SMES’ appetite for borrowing and perceived access to finance have improved over the last three months, signalling cautious optimism despite Brexit uncertainty.
The quarterly enterprise index from Smith & Williamson found that 41 per cent of small businesses are looking to borrow money, up from 34 per cent the previous quarter. Their perceived access to finance has seen a more marked increase over the past three months, rising by 12 per cent to 47 per cent.
The accountancy, tax and investment management firm surveyed owner-managers and entrepreneurs across the UK about their views and confidence.
“Our responses indicate that many businesses are borrowing to invest in internal infrastructure, such as their IT systems and capabilities,” said Guy Rigby, head of entrepreneurial services at Smith & Williamson.
“Many believe that the creation of solid foundations will leave them better able to face any negative headwinds, increasing resilience, efficiency and growth.
“There appears to be recognition that a failure to invest in infrastructure and growth could be just as detrimental as any negative external factors.”
The research also found that SMEs’ confidence in the UK economy was mixed, with half of respondents expecting an improvement in the next 12 months.

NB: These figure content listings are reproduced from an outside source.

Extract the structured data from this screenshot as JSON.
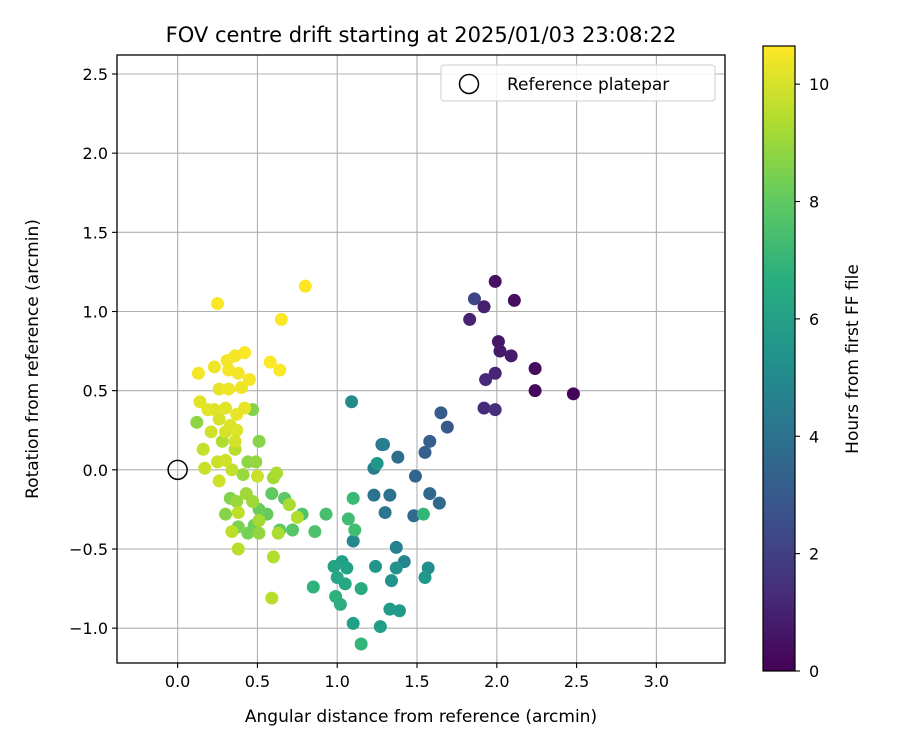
{
  "chart_data": {
    "type": "scatter",
    "title": "FOV centre drift starting at 2025/01/03 23:08:22",
    "xlabel": "Angular distance from reference (arcmin)",
    "ylabel": "Rotation from reference (arcmin)",
    "xlim": [
      -0.38,
      3.43
    ],
    "ylim": [
      -1.22,
      2.62
    ],
    "xticks": [
      0.0,
      0.5,
      1.0,
      1.5,
      2.0,
      2.5,
      3.0
    ],
    "xtick_labels": [
      "0.0",
      "0.5",
      "1.0",
      "1.5",
      "2.0",
      "2.5",
      "3.0"
    ],
    "yticks": [
      -1.0,
      -0.5,
      0.0,
      0.5,
      1.0,
      1.5,
      2.0,
      2.5
    ],
    "ytick_labels": [
      "−1.0",
      "−0.5",
      "0.0",
      "0.5",
      "1.0",
      "1.5",
      "2.0",
      "2.5"
    ],
    "grid": true,
    "legend": {
      "placement": "upper right",
      "entries": [
        "Reference platepar"
      ]
    },
    "reference_point": {
      "x": 0.0,
      "y": 0.0,
      "marker": "open-circle",
      "label": "Reference platepar"
    },
    "colorbar": {
      "label": "Hours from first FF file",
      "colormap": "viridis",
      "range": [
        0,
        10.65
      ],
      "ticks": [
        0,
        2,
        4,
        6,
        8,
        10
      ],
      "tick_labels": [
        "0",
        "2",
        "4",
        "6",
        "8",
        "10"
      ]
    },
    "points": [
      {
        "x": 2.48,
        "y": 0.48,
        "c": 0.1
      },
      {
        "x": 2.24,
        "y": 0.5,
        "c": 0.2
      },
      {
        "x": 2.24,
        "y": 0.64,
        "c": 0.3
      },
      {
        "x": 2.11,
        "y": 1.07,
        "c": 0.4
      },
      {
        "x": 1.99,
        "y": 1.19,
        "c": 0.5
      },
      {
        "x": 2.01,
        "y": 0.81,
        "c": 0.6
      },
      {
        "x": 2.02,
        "y": 0.75,
        "c": 0.7
      },
      {
        "x": 2.09,
        "y": 0.72,
        "c": 0.8
      },
      {
        "x": 1.92,
        "y": 1.03,
        "c": 0.9
      },
      {
        "x": 1.83,
        "y": 0.95,
        "c": 1.0
      },
      {
        "x": 1.99,
        "y": 0.61,
        "c": 1.1
      },
      {
        "x": 1.93,
        "y": 0.57,
        "c": 1.2
      },
      {
        "x": 1.92,
        "y": 0.39,
        "c": 1.3
      },
      {
        "x": 1.99,
        "y": 0.38,
        "c": 1.4
      },
      {
        "x": 1.86,
        "y": 1.08,
        "c": 2.2
      },
      {
        "x": 1.69,
        "y": 0.27,
        "c": 3.0
      },
      {
        "x": 1.65,
        "y": 0.36,
        "c": 3.1
      },
      {
        "x": 1.58,
        "y": 0.18,
        "c": 3.2
      },
      {
        "x": 1.55,
        "y": 0.11,
        "c": 3.3
      },
      {
        "x": 1.49,
        "y": -0.04,
        "c": 3.4
      },
      {
        "x": 1.58,
        "y": -0.15,
        "c": 3.5
      },
      {
        "x": 1.64,
        "y": -0.21,
        "c": 3.6
      },
      {
        "x": 1.48,
        "y": -0.29,
        "c": 3.7
      },
      {
        "x": 1.38,
        "y": 0.08,
        "c": 3.8
      },
      {
        "x": 1.28,
        "y": 0.16,
        "c": 3.9
      },
      {
        "x": 1.33,
        "y": -0.16,
        "c": 4.0
      },
      {
        "x": 1.23,
        "y": -0.16,
        "c": 4.1
      },
      {
        "x": 1.3,
        "y": -0.27,
        "c": 4.2
      },
      {
        "x": 1.23,
        "y": 0.01,
        "c": 4.4
      },
      {
        "x": 1.29,
        "y": 0.16,
        "c": 4.5
      },
      {
        "x": 1.37,
        "y": -0.49,
        "c": 4.7
      },
      {
        "x": 1.42,
        "y": -0.58,
        "c": 4.8
      },
      {
        "x": 1.1,
        "y": -0.45,
        "c": 5.0
      },
      {
        "x": 1.09,
        "y": 0.43,
        "c": 5.1
      },
      {
        "x": 1.57,
        "y": -0.62,
        "c": 5.3
      },
      {
        "x": 1.37,
        "y": -0.62,
        "c": 5.4
      },
      {
        "x": 1.34,
        "y": -0.7,
        "c": 5.5
      },
      {
        "x": 1.25,
        "y": 0.04,
        "c": 5.6
      },
      {
        "x": 1.24,
        "y": -0.61,
        "c": 5.6
      },
      {
        "x": 1.55,
        "y": -0.68,
        "c": 5.7
      },
      {
        "x": 1.33,
        "y": -0.88,
        "c": 5.8
      },
      {
        "x": 1.39,
        "y": -0.89,
        "c": 5.8
      },
      {
        "x": 1.27,
        "y": -0.99,
        "c": 5.9
      },
      {
        "x": 1.1,
        "y": -0.97,
        "c": 6.0
      },
      {
        "x": 1.03,
        "y": -0.58,
        "c": 6.0
      },
      {
        "x": 1.06,
        "y": -0.62,
        "c": 6.1
      },
      {
        "x": 0.98,
        "y": -0.61,
        "c": 6.2
      },
      {
        "x": 1.0,
        "y": -0.68,
        "c": 6.3
      },
      {
        "x": 1.05,
        "y": -0.72,
        "c": 6.4
      },
      {
        "x": 1.15,
        "y": -0.75,
        "c": 6.5
      },
      {
        "x": 1.02,
        "y": -0.85,
        "c": 6.6
      },
      {
        "x": 0.99,
        "y": -0.8,
        "c": 6.7
      },
      {
        "x": 0.85,
        "y": -0.74,
        "c": 6.8
      },
      {
        "x": 1.15,
        "y": -1.1,
        "c": 7.0
      },
      {
        "x": 1.54,
        "y": -0.28,
        "c": 7.0
      },
      {
        "x": 1.1,
        "y": -0.18,
        "c": 7.2
      },
      {
        "x": 1.07,
        "y": -0.31,
        "c": 7.3
      },
      {
        "x": 1.11,
        "y": -0.38,
        "c": 7.4
      },
      {
        "x": 0.93,
        "y": -0.28,
        "c": 7.5
      },
      {
        "x": 0.86,
        "y": -0.39,
        "c": 7.6
      },
      {
        "x": 0.78,
        "y": -0.28,
        "c": 7.7
      },
      {
        "x": 0.72,
        "y": -0.38,
        "c": 7.8
      },
      {
        "x": 0.67,
        "y": -0.18,
        "c": 7.9
      },
      {
        "x": 0.59,
        "y": -0.15,
        "c": 8.0
      },
      {
        "x": 0.64,
        "y": -0.38,
        "c": 8.0
      },
      {
        "x": 0.56,
        "y": -0.28,
        "c": 8.1
      },
      {
        "x": 0.51,
        "y": -0.25,
        "c": 8.2
      },
      {
        "x": 0.48,
        "y": -0.35,
        "c": 8.3
      },
      {
        "x": 0.44,
        "y": -0.4,
        "c": 8.4
      },
      {
        "x": 0.38,
        "y": -0.36,
        "c": 8.5
      },
      {
        "x": 0.33,
        "y": -0.18,
        "c": 8.6
      },
      {
        "x": 0.3,
        "y": -0.28,
        "c": 8.7
      },
      {
        "x": 0.12,
        "y": 0.3,
        "c": 8.8
      },
      {
        "x": 0.47,
        "y": 0.38,
        "c": 8.6
      },
      {
        "x": 0.51,
        "y": 0.18,
        "c": 8.7
      },
      {
        "x": 0.44,
        "y": 0.05,
        "c": 8.8
      },
      {
        "x": 0.49,
        "y": 0.05,
        "c": 8.9
      },
      {
        "x": 0.41,
        "y": -0.03,
        "c": 9.0
      },
      {
        "x": 0.37,
        "y": -0.2,
        "c": 9.0
      },
      {
        "x": 0.43,
        "y": -0.15,
        "c": 9.1
      },
      {
        "x": 0.47,
        "y": -0.2,
        "c": 9.1
      },
      {
        "x": 0.51,
        "y": -0.32,
        "c": 9.2
      },
      {
        "x": 0.51,
        "y": -0.4,
        "c": 8.9
      },
      {
        "x": 0.6,
        "y": -0.05,
        "c": 9.2
      },
      {
        "x": 0.62,
        "y": -0.02,
        "c": 9.3
      },
      {
        "x": 0.7,
        "y": -0.22,
        "c": 9.3
      },
      {
        "x": 0.75,
        "y": -0.3,
        "c": 9.4
      },
      {
        "x": 0.63,
        "y": -0.4,
        "c": 9.3
      },
      {
        "x": 0.6,
        "y": -0.55,
        "c": 9.4
      },
      {
        "x": 0.59,
        "y": -0.81,
        "c": 9.5
      },
      {
        "x": 0.38,
        "y": -0.5,
        "c": 9.5
      },
      {
        "x": 0.34,
        "y": -0.39,
        "c": 9.6
      },
      {
        "x": 0.38,
        "y": -0.27,
        "c": 9.6
      },
      {
        "x": 0.28,
        "y": 0.18,
        "c": 9.4
      },
      {
        "x": 0.36,
        "y": 0.13,
        "c": 9.5
      },
      {
        "x": 0.16,
        "y": 0.13,
        "c": 9.7
      },
      {
        "x": 0.17,
        "y": 0.01,
        "c": 9.8
      },
      {
        "x": 0.25,
        "y": 0.05,
        "c": 9.8
      },
      {
        "x": 0.26,
        "y": -0.07,
        "c": 9.9
      },
      {
        "x": 0.34,
        "y": 0.0,
        "c": 9.7
      },
      {
        "x": 0.3,
        "y": 0.06,
        "c": 9.9
      },
      {
        "x": 0.5,
        "y": -0.04,
        "c": 9.8
      },
      {
        "x": 0.21,
        "y": 0.24,
        "c": 9.9
      },
      {
        "x": 0.26,
        "y": 0.32,
        "c": 10.0
      },
      {
        "x": 0.3,
        "y": 0.24,
        "c": 10.0
      },
      {
        "x": 0.33,
        "y": 0.28,
        "c": 10.1
      },
      {
        "x": 0.37,
        "y": 0.25,
        "c": 10.1
      },
      {
        "x": 0.36,
        "y": 0.18,
        "c": 10.0
      },
      {
        "x": 0.23,
        "y": 0.38,
        "c": 10.1
      },
      {
        "x": 0.3,
        "y": 0.39,
        "c": 10.2
      },
      {
        "x": 0.19,
        "y": 0.38,
        "c": 10.2
      },
      {
        "x": 0.14,
        "y": 0.43,
        "c": 10.2
      },
      {
        "x": 0.42,
        "y": 0.39,
        "c": 10.3
      },
      {
        "x": 0.37,
        "y": 0.35,
        "c": 10.3
      },
      {
        "x": 0.26,
        "y": 0.51,
        "c": 10.3
      },
      {
        "x": 0.32,
        "y": 0.51,
        "c": 10.4
      },
      {
        "x": 0.4,
        "y": 0.52,
        "c": 10.4
      },
      {
        "x": 0.23,
        "y": 0.65,
        "c": 10.4
      },
      {
        "x": 0.32,
        "y": 0.63,
        "c": 10.5
      },
      {
        "x": 0.38,
        "y": 0.61,
        "c": 10.5
      },
      {
        "x": 0.45,
        "y": 0.57,
        "c": 10.5
      },
      {
        "x": 0.31,
        "y": 0.69,
        "c": 10.5
      },
      {
        "x": 0.36,
        "y": 0.72,
        "c": 10.5
      },
      {
        "x": 0.42,
        "y": 0.74,
        "c": 10.6
      },
      {
        "x": 0.13,
        "y": 0.61,
        "c": 10.5
      },
      {
        "x": 0.58,
        "y": 0.68,
        "c": 10.6
      },
      {
        "x": 0.64,
        "y": 0.63,
        "c": 10.6
      },
      {
        "x": 0.25,
        "y": 1.05,
        "c": 10.6
      },
      {
        "x": 0.65,
        "y": 0.95,
        "c": 10.6
      },
      {
        "x": 0.8,
        "y": 1.16,
        "c": 10.7
      }
    ]
  }
}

But optimism in their own business prospects was high, with 76 per cent feeling positive about the year ahead.
However, just 49 per cent of the respondents believe that the current government is supportive of private enterprise – the third consecutive quarter in which the enterprise index found a decline in confidence in government policy.
“Our survey responses show a plateauing of the extreme emotions following the June referendum,” said Rigby. “There was an initial panic following the Brexit decision and a huge relief rally when the world carried on turning. However, our respondents, perhaps buoyed by encouraging economic statistics and recent stock market highs, are now looking ahead to 2017 with a cautiously optimistic view.”